When Mary and Edmund eventually return, it’s obvious that ‘they were not aware of the length of their absence.’ And they had actually been to ‘that portion of the park into the very avenue which Fanny had been hoping the whole morning to reach at last.’ Fanny is left feeling disappointed and depressed.
Meanwhile, Mrs Norris is scrounging pheasant’s eggs, a cream cheese and a ‘beautiful little heath’ (heather).
Nobody, apart from Fanny, behaves well.
The whole scene is perceptively and subtly written and, once you’ve attuned your ears to Jane Austen’s frequency, it’s not difficult to pick up the sexual undertones.

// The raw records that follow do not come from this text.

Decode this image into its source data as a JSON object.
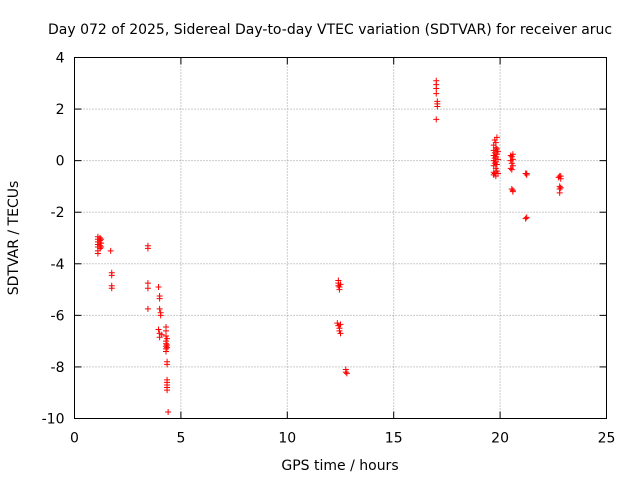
{
  "chart_data": {
    "type": "scatter",
    "title": "Day 072 of 2025, Sidereal Day-to-day VTEC variation (SDTVAR) for receiver aruc",
    "xlabel": "GPS time / hours",
    "ylabel": "SDTVAR / TECUs",
    "xlim": [
      0,
      25
    ],
    "ylim": [
      -10,
      4
    ],
    "xticks": [
      "0",
      "5",
      "10",
      "15",
      "20",
      "25"
    ],
    "yticks": [
      "-10",
      "-8",
      "-6",
      "-4",
      "-2",
      "0",
      "2",
      "4"
    ],
    "grid": true,
    "marker": "+",
    "color": "#ff0000",
    "series": [
      {
        "name": "SDTVAR",
        "points": [
          [
            1.1,
            -2.95
          ],
          [
            1.1,
            -3.05
          ],
          [
            1.1,
            -3.15
          ],
          [
            1.1,
            -3.25
          ],
          [
            1.1,
            -3.35
          ],
          [
            1.1,
            -3.5
          ],
          [
            1.1,
            -3.6
          ],
          [
            1.2,
            -3.0
          ],
          [
            1.2,
            -3.1
          ],
          [
            1.2,
            -3.2
          ],
          [
            1.2,
            -3.3
          ],
          [
            1.2,
            -3.4
          ],
          [
            1.25,
            -3.05
          ],
          [
            1.25,
            -3.2
          ],
          [
            1.25,
            -3.35
          ],
          [
            1.7,
            -3.5
          ],
          [
            1.75,
            -4.35
          ],
          [
            1.75,
            -4.45
          ],
          [
            1.75,
            -4.85
          ],
          [
            1.75,
            -4.95
          ],
          [
            3.45,
            -3.3
          ],
          [
            3.45,
            -3.4
          ],
          [
            3.45,
            -4.75
          ],
          [
            3.45,
            -4.95
          ],
          [
            3.45,
            -5.75
          ],
          [
            3.95,
            -4.9
          ],
          [
            4.0,
            -5.25
          ],
          [
            4.0,
            -5.35
          ],
          [
            4.0,
            -5.75
          ],
          [
            4.05,
            -5.9
          ],
          [
            4.05,
            -6.0
          ],
          [
            3.95,
            -6.55
          ],
          [
            4.0,
            -6.7
          ],
          [
            4.0,
            -6.85
          ],
          [
            4.1,
            -6.75
          ],
          [
            4.3,
            -6.45
          ],
          [
            4.3,
            -6.6
          ],
          [
            4.3,
            -6.8
          ],
          [
            4.3,
            -7.0
          ],
          [
            4.3,
            -7.1
          ],
          [
            4.3,
            -7.2
          ],
          [
            4.3,
            -7.3
          ],
          [
            4.3,
            -7.4
          ],
          [
            4.35,
            -6.9
          ],
          [
            4.35,
            -7.15
          ],
          [
            4.35,
            -7.25
          ],
          [
            4.35,
            -7.8
          ],
          [
            4.35,
            -7.9
          ],
          [
            4.35,
            -8.5
          ],
          [
            4.35,
            -8.6
          ],
          [
            4.35,
            -8.7
          ],
          [
            4.35,
            -8.8
          ],
          [
            4.35,
            -8.9
          ],
          [
            4.4,
            -9.75
          ],
          [
            12.4,
            -4.65
          ],
          [
            12.4,
            -4.75
          ],
          [
            12.4,
            -4.85
          ],
          [
            12.45,
            -4.9
          ],
          [
            12.45,
            -5.0
          ],
          [
            12.5,
            -4.8
          ],
          [
            12.35,
            -6.3
          ],
          [
            12.4,
            -6.4
          ],
          [
            12.45,
            -6.5
          ],
          [
            12.45,
            -6.6
          ],
          [
            12.5,
            -6.35
          ],
          [
            12.5,
            -6.7
          ],
          [
            12.75,
            -8.1
          ],
          [
            12.75,
            -8.2
          ],
          [
            12.8,
            -8.25
          ],
          [
            17.0,
            3.1
          ],
          [
            17.0,
            2.95
          ],
          [
            17.0,
            2.8
          ],
          [
            17.0,
            2.6
          ],
          [
            17.05,
            2.3
          ],
          [
            17.05,
            2.2
          ],
          [
            17.05,
            2.1
          ],
          [
            17.0,
            1.6
          ],
          [
            19.7,
            0.6
          ],
          [
            19.7,
            0.4
          ],
          [
            19.7,
            0.2
          ],
          [
            19.7,
            0.0
          ],
          [
            19.7,
            -0.2
          ],
          [
            19.7,
            -0.45
          ],
          [
            19.7,
            -0.55
          ],
          [
            19.75,
            0.8
          ],
          [
            19.75,
            0.3
          ],
          [
            19.75,
            0.1
          ],
          [
            19.75,
            -0.1
          ],
          [
            19.75,
            -0.5
          ],
          [
            19.8,
            0.7
          ],
          [
            19.8,
            0.5
          ],
          [
            19.8,
            0.15
          ],
          [
            19.8,
            -0.05
          ],
          [
            19.8,
            -0.3
          ],
          [
            19.8,
            -0.6
          ],
          [
            19.85,
            0.9
          ],
          [
            19.85,
            0.45
          ],
          [
            19.85,
            0.25
          ],
          [
            19.85,
            -0.15
          ],
          [
            19.85,
            -0.4
          ],
          [
            19.9,
            0.35
          ],
          [
            19.9,
            0.05
          ],
          [
            19.9,
            -0.5
          ],
          [
            20.5,
            0.2
          ],
          [
            20.5,
            0.0
          ],
          [
            20.5,
            -0.3
          ],
          [
            20.55,
            0.15
          ],
          [
            20.55,
            -0.1
          ],
          [
            20.55,
            -0.35
          ],
          [
            20.6,
            0.25
          ],
          [
            20.6,
            0.05
          ],
          [
            20.6,
            -0.2
          ],
          [
            20.55,
            -1.1
          ],
          [
            20.6,
            -1.15
          ],
          [
            20.6,
            -1.2
          ],
          [
            21.2,
            -0.5
          ],
          [
            21.25,
            -0.55
          ],
          [
            21.25,
            -0.5
          ],
          [
            21.2,
            -2.25
          ],
          [
            21.25,
            -2.2
          ],
          [
            22.75,
            -0.65
          ],
          [
            22.8,
            -0.6
          ],
          [
            22.85,
            -0.7
          ],
          [
            22.85,
            -0.6
          ],
          [
            22.8,
            -1.0
          ],
          [
            22.8,
            -1.1
          ],
          [
            22.8,
            -1.25
          ],
          [
            22.85,
            -1.05
          ]
        ]
      }
    ]
  }
}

The shrubbery has another role to play; it is also a place where one can be alone, or, if with someone, not be overheard. Take Pride and Prejudice: even a modest country house like Longbourn had a fair number of servants. During the planning of the 1995 BBC adaptation of Pride and Prejudice, research revealed that a house like Longbourn would have had eleven servants. With that number, it must have been well-nigh impossible to be alone indoors. Lady Catherine de Bourgh knows this, and when she visits Longbourn to forbid Elizabeth’s possible marriage with Darcy, she insists on talking to her in the ‘prettyish kind of a little wilderness’ she spots rather than indoors where what she has to say may be overheard.
‘Miss Bennet, I insist on being satisfied.’ Charles E. Brock’s illustration for Lady Catherine de Bourgh’s visit to Longbourn. Note the bench, and the Classical urn in the background.

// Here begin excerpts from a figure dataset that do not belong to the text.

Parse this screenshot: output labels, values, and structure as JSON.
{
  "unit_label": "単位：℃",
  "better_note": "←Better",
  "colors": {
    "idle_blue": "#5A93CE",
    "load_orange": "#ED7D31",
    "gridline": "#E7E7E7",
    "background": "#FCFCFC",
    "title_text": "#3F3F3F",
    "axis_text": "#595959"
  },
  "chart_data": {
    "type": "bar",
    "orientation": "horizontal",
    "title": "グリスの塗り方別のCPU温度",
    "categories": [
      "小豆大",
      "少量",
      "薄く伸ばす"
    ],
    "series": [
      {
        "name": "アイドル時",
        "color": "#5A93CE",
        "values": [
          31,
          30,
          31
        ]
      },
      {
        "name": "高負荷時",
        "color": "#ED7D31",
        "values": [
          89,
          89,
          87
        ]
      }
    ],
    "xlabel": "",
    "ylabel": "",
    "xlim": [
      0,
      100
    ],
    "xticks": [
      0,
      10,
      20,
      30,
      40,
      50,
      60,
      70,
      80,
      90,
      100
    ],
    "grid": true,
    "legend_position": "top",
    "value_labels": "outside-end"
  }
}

Elizabeth leads Lady Catherine along ‘the gravel walk that led to the copse’. Lady Catherine informs Elizabeth that her ‘character has ever been celebrated for its sincerity and frankness’, and lets rip her outrage and resentment at the very idea of Elizabeth ever being engaged to Mr Darcy – something she is determined to thwart. Again, the wilderness allows the expression of unrestrained emotion which Lady Catherine could not express indoors.
The Longbourn ‘wilderness’ is the only place where Lady Catherine can give full rein to her disdain of Elizabeth’s inferior class. She has no compunction in telling her that she will be censured, slighted and despised by everyone if she marries Darcy. Elizabeth, too, takes advantage of the wilderness to express her own feelings: ‘’You can now have nothing further to say,’ she resentfully answered. ‘You have insulted me in every possible method.’

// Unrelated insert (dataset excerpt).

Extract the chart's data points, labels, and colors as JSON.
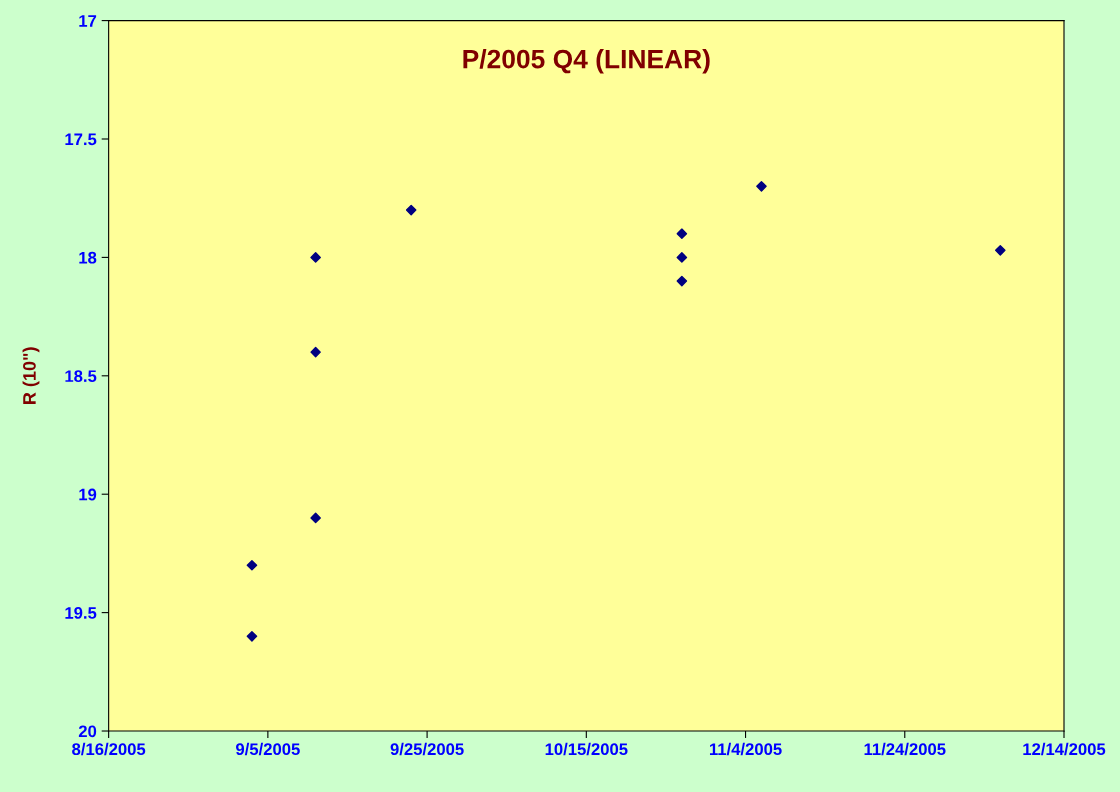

The shrubbery at Hartfield in Emma fulfil a slightly different function – but it is still a repository for emotion. Here, the shrubbery is a safe haven, as we see when, after the episode where the gypsies harass Harriet, Mr Woodhouse makes Emma promise ‘never to go beyond the shrubbery again.’ And after the conversation where Harriet reveals her hopes that Mr Knightley might be in love with her and want to marry her, Emma simply doesn’t know what to do. ‘She sat still, she walked about, she tried her own room, she tried the shrubbery…’ But, this time, even the shrubbery fails to contain her tumultuous feelings.
‘He stopped to look the question.’ Hugh Thomson.
But the shrubbery can also be a place where harmony is restored and where love is offered, expressed and returned. After a stormy night, both real and psychological, it was summer again, and Emma loses no time in ‘hurrying to the shrubbery’. Here Mr Knightly finds her. Their emotions go from agitation, doubt, jealousy and discouragement to ‘the same precious certainty of being beloved.’ And who, on this earth, can ask for more?